Direct CLI (JSON-RPC thin client)

echo '{
  "jsonrpc": "2.0", "id": 1, "method": "tools/call",
  "params": {
    "name": "compact_context",
    "arguments": {
      "messages": [...],
      "query": "implement the new feature",
      "target_ratio": 0.4
    }
  }
}' | chitta

Hook integration

Chitta wires compact_context into the PreCompact hook automatically. When Claude Code is about to compact the conversation, chitta:

1

Parses the transcript JSONL

Converts the last 60 user/assistant turns into a messages array.

2

Calls compact_context

Scores all turns via the memory graph. Uses the pre-compact session snapshot as the query to bias scoring toward what’s contextually important.

3

Stores a compaction episode

Saves token stats as an episode memory: “48200→18600 tokens, 61% dropped as memory-covered”. The soul tracks its own compaction history.

4

Continues with distillation

The existing distill_trigger pipeline then extracts wisdom from the surviving turns before the window closes.

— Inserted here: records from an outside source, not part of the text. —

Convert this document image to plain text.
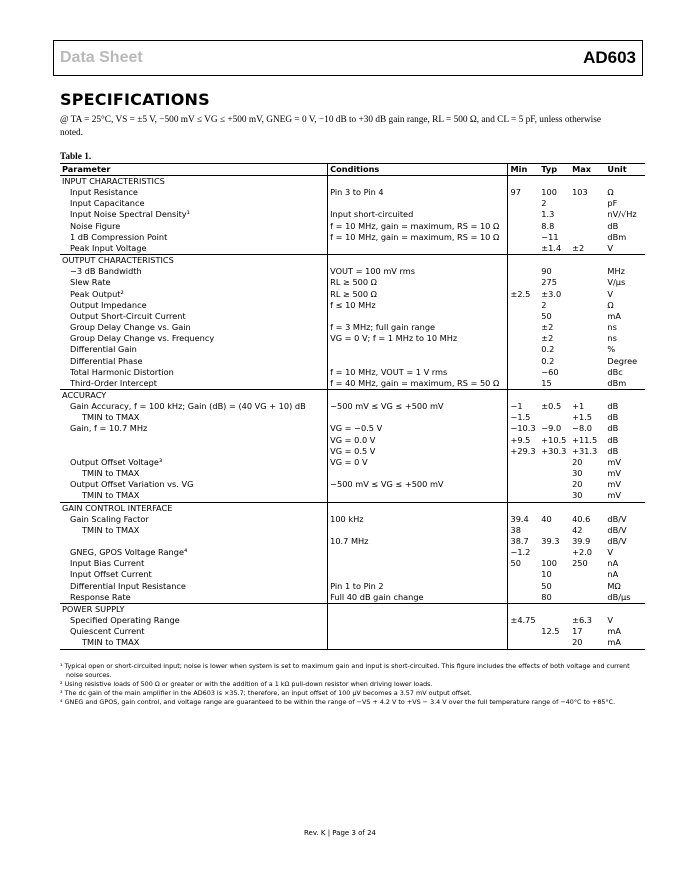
Data Sheet	AD603
SPECIFICATIONS
@ TA = 25°C, VS = ±5 V, −500 mV ≤ VG ≤ +500 mV, GNEG = 0 V, −10 dB to +30 dB gain range, RL = 500 Ω, and CL = 5 pF, unless otherwise noted.
Table 1.
Parameter	Conditions	Min	Typ	Max	Unit
INPUT CHARACTERISTICS					
Input Resistance	Pin 3 to Pin 4	97	100	103	Ω
Input Capacitance			2		pF
Input Noise Spectral Density¹	Input short-circuited		1.3		nV/√Hz
Noise Figure	f = 10 MHz, gain = maximum, RS = 10 Ω		8.8		dB
1 dB Compression Point	f = 10 MHz, gain = maximum, RS = 10 Ω		−11		dBm
Peak Input Voltage			±1.4	±2	V
OUTPUT CHARACTERISTICS					
−3 dB Bandwidth	VOUT = 100 mV rms		90		MHz
Slew Rate	RL ≥ 500 Ω		275		V/μs
Peak Output²	RL ≥ 500 Ω	±2.5	±3.0		V
Output Impedance	f ≤ 10 MHz		2		Ω
Output Short-Circuit Current			50		mA
Group Delay Change vs. Gain	f = 3 MHz; full gain range		±2		ns
Group Delay Change vs. Frequency	VG = 0 V; f = 1 MHz to 10 MHz		±2		ns
Differential Gain			0.2		%
Differential Phase			0.2		Degree
Total Harmonic Distortion	f = 10 MHz, VOUT = 1 V rms		−60		dBc
Third-Order Intercept	f = 40 MHz, gain = maximum, RS = 50 Ω		15		dBm
ACCURACY					
Gain Accuracy, f = 100 kHz; Gain (dB) = (40 VG + 10) dB	−500 mV ≤ VG ≤ +500 mV	−1	±0.5	+1	dB
TMIN to TMAX		−1.5		+1.5	dB
Gain, f = 10.7 MHz	VG = −0.5 V	−10.3	−9.0	−8.0	dB
	VG = 0.0 V	+9.5	+10.5	+11.5	dB
	VG = 0.5 V	+29.3	+30.3	+31.3	dB
Output Offset Voltage³	VG = 0 V			20	mV
TMIN to TMAX				30	mV
Output Offset Variation vs. VG	−500 mV ≤ VG ≤ +500 mV			20	mV
TMIN to TMAX				30	mV
GAIN CONTROL INTERFACE					
Gain Scaling Factor	100 kHz	39.4	40	40.6	dB/V
TMIN to TMAX		38		42	dB/V
	10.7 MHz	38.7	39.3	39.9	dB/V
GNEG, GPOS Voltage Range⁴		−1.2		+2.0	V
Input Bias Current		50	100	250	nA
Input Offset Current			10		nA
Differential Input Resistance	Pin 1 to Pin 2		50		MΩ
Response Rate	Full 40 dB gain change		80		dB/μs
POWER SUPPLY					
Specified Operating Range		±4.75		±6.3	V
Quiescent Current			12.5	17	mA
TMIN to TMAX				20	mA
¹ Typical open or short-circuited input; noise is lower when system is set to maximum gain and input is short-circuited. This figure includes the effects of both voltage and current noise sources.
² Using resistive loads of 500 Ω or greater or with the addition of a 1 kΩ pull-down resistor when driving lower loads.
³ The dc gain of the main amplifier in the AD603 is ×35.7; therefore, an input offset of 100 μV becomes a 3.57 mV output offset.
⁴ GNEG and GPOS, gain control, and voltage range are guaranteed to be within the range of −VS + 4.2 V to +VS − 3.4 V over the full temperature range of −40°C to +85°C.
Rev. K | Page 3 of 24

You can also trigger compaction manually from any hook or script:

# In UserPromptSubmit hook — compact before long-session turns
MESSAGES=$(jq -sc '[.[] | select(.type=="user" or .type=="assistant") | ...] | .[-60:]' "$TRANSCRIPT_PATH")
echo "{\"jsonrpc\":\"2.0\",\"id\":1,\"method\":\"tools/call\",\"params\":{\"name\":\"compact_context\",\"arguments\":{\"messages\":$MESSAGES,\"query\":\"$QUERY\",\"target_ratio\":0.4}}}" \
  | chitta

Coming: distill_novel

When distill_novel: true is enabled, turns that score low AND have low memory coverage (novel content not yet in chitta) will be distilled into memories before being dropped. This means nothing is lost — novel knowledge is compressed into the memory graph rather than discarded.

The pipeline becomes: score → detect novel drops → distill to memory → then drop verbatim text. The context shrinks; the soul grows.